2. Bölüm

15.1K 792 336
                                    

Bunun bir şaka olduğuna inanmak için hazırlamıştı kendisini... Tüm bu hazırlıklar, yemekler ve gelen dansçılar... Kesinlikle şu anda rüyadaydı! Yoksa arkadaşları bunu kutlamak için böylesine bir organizasyonu yapamazlardı değil mi? Üstelik kendisi hala dün gördüklerini hazmedememişken! Kendini her geleneksel Türk kadını gibi bu anın gerçekçiliğini test etmek amaçlı, çimdikledi. Gözlerini kapattı. Tekrardan çimdikledi ve tekrardan kapattı gözlerini... Ve bu olay bir süre devam etti. Psikologu alışkanlık hastası olduğunu söylediğinden beri, yaptığı birçok harekete dikkat ediyordu. Yine etti. Ve çimdikleme olayına son vermeye karar verdi ne var ki verdiği karara uymak için verdiği süre zarfında kendini hala çimdikliyordu.

Beyaz koltuğunda oturmuş, arkadaşlarının yemek masasına sürekli bir şeyler getirdiğini izliyordu. Onların masa hazırlayışı ve sürekli kahkaha atıp her şeyin normal rutin bir günmüş gibi eğlenmelerine anlam veremiyordu! Evet, üzerinden dört ay geçmişti ama hala kendisini toparlayamamıştı ki... Üstelik... Dün gördüklerinden sonra uzun bir sürede toparlayacakmış gibi görünmüyordu. Nasıl olurdu ki öyle bir şey? Dememiş miydi saçmaladığını? Kendisi ona âşık olduğunu söylediğinde terslememiş miydi? Ah kör olası adam! Sürekli terslemiyor muydu zaten kendisini!

Sinirle yumdu gözlerini ve sırtını koltuğun arkasına yasladı. Derin bir nefes aldı. Aldı verdi, verdi aldı. Gözlerini kırpıştırarak açıp kapattı. Lanet olsun! Sürekli bir şeye uymak zorunda mıydı? Keşke nefes alıp da vermeseydi yahut verirken almasaydı! Bu mümkün değildi ama onun artık alışkanlık takıntısından kurtulmalıydı. Bir saniye bunu bu akşam yapabilirdi. Mesela o gününü gün ederken, kendisi her akşam eve gelip dizi izlemeyebilirdi!
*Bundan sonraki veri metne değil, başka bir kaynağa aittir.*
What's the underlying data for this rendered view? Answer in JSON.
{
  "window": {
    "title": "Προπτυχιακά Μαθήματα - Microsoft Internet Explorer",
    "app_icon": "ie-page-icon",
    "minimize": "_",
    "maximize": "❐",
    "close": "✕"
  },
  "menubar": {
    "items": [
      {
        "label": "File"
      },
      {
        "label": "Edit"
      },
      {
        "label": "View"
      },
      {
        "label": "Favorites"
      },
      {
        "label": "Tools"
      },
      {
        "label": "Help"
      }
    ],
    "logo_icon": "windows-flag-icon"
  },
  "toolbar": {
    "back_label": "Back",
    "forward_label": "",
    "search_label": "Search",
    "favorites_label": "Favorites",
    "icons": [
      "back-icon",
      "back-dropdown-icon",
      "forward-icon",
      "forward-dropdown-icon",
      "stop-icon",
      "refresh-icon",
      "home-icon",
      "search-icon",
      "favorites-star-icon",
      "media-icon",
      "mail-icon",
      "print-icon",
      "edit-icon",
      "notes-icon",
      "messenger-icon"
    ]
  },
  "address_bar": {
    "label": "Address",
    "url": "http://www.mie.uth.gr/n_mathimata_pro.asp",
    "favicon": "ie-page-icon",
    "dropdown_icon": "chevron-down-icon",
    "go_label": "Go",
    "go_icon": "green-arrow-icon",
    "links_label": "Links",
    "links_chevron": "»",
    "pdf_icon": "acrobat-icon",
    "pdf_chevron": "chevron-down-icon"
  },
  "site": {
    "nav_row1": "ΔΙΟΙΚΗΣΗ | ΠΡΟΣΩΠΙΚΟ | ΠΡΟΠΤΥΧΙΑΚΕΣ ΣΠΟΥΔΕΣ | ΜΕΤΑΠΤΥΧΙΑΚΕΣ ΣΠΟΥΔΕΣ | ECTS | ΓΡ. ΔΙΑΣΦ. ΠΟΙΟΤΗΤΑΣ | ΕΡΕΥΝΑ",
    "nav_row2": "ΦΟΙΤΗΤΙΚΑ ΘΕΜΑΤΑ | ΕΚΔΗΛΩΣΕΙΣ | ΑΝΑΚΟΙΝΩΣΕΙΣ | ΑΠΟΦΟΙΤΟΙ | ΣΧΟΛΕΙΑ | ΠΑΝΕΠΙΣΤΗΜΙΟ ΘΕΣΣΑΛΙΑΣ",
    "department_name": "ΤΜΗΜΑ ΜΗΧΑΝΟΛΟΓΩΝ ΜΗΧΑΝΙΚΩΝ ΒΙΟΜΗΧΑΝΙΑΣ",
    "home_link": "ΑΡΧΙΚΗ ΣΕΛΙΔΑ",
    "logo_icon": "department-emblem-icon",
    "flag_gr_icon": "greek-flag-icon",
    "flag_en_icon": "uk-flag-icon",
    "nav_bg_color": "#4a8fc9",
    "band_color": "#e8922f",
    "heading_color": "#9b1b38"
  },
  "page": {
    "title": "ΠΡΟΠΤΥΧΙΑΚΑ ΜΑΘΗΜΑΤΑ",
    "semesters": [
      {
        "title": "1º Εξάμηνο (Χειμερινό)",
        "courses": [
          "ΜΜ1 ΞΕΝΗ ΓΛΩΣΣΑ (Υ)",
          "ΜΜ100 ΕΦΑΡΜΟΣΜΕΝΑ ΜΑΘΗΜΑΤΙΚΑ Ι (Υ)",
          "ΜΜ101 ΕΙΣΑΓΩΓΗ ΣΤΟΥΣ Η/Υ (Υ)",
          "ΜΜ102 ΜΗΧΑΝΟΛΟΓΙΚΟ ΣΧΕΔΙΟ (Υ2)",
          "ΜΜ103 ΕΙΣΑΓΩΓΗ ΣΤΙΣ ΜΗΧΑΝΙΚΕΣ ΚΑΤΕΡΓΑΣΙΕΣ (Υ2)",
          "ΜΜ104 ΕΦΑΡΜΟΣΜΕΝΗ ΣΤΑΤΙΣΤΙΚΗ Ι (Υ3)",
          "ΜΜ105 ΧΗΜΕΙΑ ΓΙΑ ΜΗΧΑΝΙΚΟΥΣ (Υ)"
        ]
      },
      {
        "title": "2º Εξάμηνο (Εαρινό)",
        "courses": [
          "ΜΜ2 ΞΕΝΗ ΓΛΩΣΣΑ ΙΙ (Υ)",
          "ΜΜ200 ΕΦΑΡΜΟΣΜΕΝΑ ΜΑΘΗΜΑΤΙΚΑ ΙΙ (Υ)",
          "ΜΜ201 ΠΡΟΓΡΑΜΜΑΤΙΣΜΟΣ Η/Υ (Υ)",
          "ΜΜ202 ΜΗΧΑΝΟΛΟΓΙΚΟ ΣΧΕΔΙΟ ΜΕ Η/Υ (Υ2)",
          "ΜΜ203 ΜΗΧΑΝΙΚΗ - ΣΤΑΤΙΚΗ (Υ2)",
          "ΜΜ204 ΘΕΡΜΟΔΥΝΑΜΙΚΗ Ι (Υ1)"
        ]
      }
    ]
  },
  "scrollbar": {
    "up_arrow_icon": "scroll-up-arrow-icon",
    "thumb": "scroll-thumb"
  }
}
Veya bu akşam şu lanet olası dün gördükleri yüzünden depresyon hapları içip mayhoş hallere girmeye bilirdi. Belki de bu parti bir dönüm noktası olacaktı.

Birden gözlerinin önünü parladı. Havai fişekler! Ah olamaz! Renkli ışıklar! Ve bir sahne! Bu sahne... Olamaz! Biri onu sahneye çağırıyordu. Yavaşça yerinden kalktı. Sarı düz ve kabartılmış saçlarını düzeltti. Elleriyle, neredeyse kaşlarına değen kırpıklarını hafifçe havaya kaldırdı. Kırmızı ruj etkisiyle iyice olgunlaşan dudaklarını ıslattı. Evet hazırdı! O sahneye çıkacak ve yeniden özgür oluşunu kutlayacaktı!

"Biz bile ayrıldıysak durum gerçekten vahim

Aşk acısı ne kadar sürer kalbim yok mu tahminin?

Aklımda hala cevapsız bazı şeyler

Hiç ummadığım çiftler rekor kırıyor

Doğru insanı arıyor yanlış kişiler

Aşkın içi boşalmış rekor duruyor"

Kesinlikle şarkı da dediği gibiydi. Ayrıldıktan en kötü çiftler, yılın en iyi çiftleri seçilmişti! Rekora koşuyorlardı. Biri onları durdurmalıydı zira kendisi elinde maşayla kovalayacaktı onları!

"Bu geçici hevesin tadını çıkar

İkinizden birisi yarın bıkar

Gözünün kamaştığına sakın aldanma

Yıldızların ışıltısı ay çıkana kadar"

Evet, kesinlikle hevesini çıkartabilirdi. Hatta o kadının vazgeçeceği aşikârdı. Sonuçta Mert genç bir delikanlı değildi ve kendisini öyle sanmasına devam edebilirdi. Çok yakında motoru soğuyacak ve sulayacak bir çiçeği olmayacaktı!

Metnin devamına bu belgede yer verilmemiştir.